Mrs. Clinton said that building the nearly 1,200-mile pipeline, which would carry heavily polluting oil from Canada to refineries on the Gulf Coast, was not “in the best interest of what we need to do to combat climate change.”

Anticipating criticism from backers of the project that her opposition would cost construction jobs, she pledged to soon detail a clean energy policy that would put thousands of Americans to work repairing leaky existing pipelines and improving train tracks that carry oil by rail.

There are “a lot more jobs from my perspective on a North American clean energy agenda than you would ever get from one pipeline crossing the border,” she said.

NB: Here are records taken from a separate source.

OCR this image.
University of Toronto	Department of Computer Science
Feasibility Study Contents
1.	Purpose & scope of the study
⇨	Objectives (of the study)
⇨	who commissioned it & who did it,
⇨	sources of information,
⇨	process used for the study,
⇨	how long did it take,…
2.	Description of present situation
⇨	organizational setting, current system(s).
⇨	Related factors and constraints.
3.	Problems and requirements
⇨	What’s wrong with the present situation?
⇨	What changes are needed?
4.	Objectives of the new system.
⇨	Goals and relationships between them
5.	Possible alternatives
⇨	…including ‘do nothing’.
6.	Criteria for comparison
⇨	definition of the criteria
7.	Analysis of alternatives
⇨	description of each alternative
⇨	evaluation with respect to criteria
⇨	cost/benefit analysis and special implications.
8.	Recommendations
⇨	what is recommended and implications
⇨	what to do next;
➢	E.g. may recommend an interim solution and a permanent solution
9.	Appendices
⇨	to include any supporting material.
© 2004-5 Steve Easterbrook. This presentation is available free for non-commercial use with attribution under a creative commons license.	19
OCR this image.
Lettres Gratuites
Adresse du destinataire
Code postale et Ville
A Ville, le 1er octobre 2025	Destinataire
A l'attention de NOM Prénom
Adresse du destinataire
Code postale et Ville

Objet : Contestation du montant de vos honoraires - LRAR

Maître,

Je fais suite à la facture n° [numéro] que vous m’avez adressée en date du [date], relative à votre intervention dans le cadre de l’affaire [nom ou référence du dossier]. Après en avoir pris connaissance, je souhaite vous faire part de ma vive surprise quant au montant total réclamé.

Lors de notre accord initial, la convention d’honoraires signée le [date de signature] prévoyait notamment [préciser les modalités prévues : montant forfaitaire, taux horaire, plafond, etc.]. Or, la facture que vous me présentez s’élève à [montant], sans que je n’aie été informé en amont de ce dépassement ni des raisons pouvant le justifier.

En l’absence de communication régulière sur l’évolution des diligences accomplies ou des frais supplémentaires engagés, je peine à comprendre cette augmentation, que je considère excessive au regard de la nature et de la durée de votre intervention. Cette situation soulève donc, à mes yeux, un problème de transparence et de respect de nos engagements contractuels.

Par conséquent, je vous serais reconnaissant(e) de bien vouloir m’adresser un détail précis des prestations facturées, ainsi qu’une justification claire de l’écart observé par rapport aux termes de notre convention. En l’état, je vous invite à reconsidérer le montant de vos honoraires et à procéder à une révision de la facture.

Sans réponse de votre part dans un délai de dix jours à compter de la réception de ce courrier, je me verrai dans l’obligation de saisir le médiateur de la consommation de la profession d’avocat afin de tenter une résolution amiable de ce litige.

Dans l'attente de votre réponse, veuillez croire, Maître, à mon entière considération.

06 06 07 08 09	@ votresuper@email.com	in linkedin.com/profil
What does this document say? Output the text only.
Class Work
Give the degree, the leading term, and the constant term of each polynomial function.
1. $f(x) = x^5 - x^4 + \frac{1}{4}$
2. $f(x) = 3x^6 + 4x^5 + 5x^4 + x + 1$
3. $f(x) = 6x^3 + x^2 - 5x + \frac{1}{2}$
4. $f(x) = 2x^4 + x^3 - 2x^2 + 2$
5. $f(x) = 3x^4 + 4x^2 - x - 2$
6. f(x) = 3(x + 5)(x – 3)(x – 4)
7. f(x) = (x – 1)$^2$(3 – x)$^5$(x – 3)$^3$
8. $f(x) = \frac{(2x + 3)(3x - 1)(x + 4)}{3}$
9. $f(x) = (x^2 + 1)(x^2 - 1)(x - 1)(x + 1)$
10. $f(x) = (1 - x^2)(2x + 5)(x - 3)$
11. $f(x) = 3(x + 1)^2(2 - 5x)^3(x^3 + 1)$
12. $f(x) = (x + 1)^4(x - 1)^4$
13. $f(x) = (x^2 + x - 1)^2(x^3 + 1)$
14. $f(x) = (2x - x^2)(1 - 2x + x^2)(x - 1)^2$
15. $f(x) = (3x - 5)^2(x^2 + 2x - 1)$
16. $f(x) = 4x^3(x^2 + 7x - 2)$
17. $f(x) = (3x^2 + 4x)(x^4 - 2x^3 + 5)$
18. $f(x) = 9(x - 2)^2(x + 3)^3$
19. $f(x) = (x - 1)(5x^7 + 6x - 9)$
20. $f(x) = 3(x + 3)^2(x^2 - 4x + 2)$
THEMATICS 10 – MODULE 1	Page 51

Energy and policy experts have long said that the battle over Keystone XL is chiefly political, because the pipeline would have little effect on either climate change or the United States job market. A State Department analysis last year found the pipeline would not significantly add to carbon pollution, because the oil was already reaching refineries by other pipelines and by rail.

Asked repeatedly about the pipeline since she declared her candidacy this spring, Mrs. Clinton has said that because she initiated a review of the project while secretary of state, it was inappropriate for her to weigh in while the Obama administration studied the issue. While a member of the administration in 2010, she said she was inclined to approve it.

She declined to address the issue even when she rolled out the first phase of a plan in July to produce a third of the nation’s electricity from renewable sources like wind and solar by 2027.

“If it is undecided when I become president, I will answer your question,” Mrs. Clinton told a New Hampshire voter at the time who pressed her on the Keystone question.

She was criticized by Senator Bernie Sanders of Vermont, a staunch pipeline opponent, who said, “I have a hard time understanding that response.”

Last week, Mrs. Clinton moved away from her careful neutrality, telling voters that she was “putting the White House on notice” that she would announce her position shortly, “because I can’t wait.”

In a statement on Tuesday, Mr. Sanders said he was glad Mrs. Clinton “finally has made a decision, and I welcome her opposition to the pipeline.”

Environmental groups also applauded Mrs. Clinton. “Secretary Clinton’s recent clean energy proposal, coupled with her opposition to drilling in the Arctic Ocean and now to Keystone XL, is both inspiring and exciting,” the League of Conservation Voters said in a statement.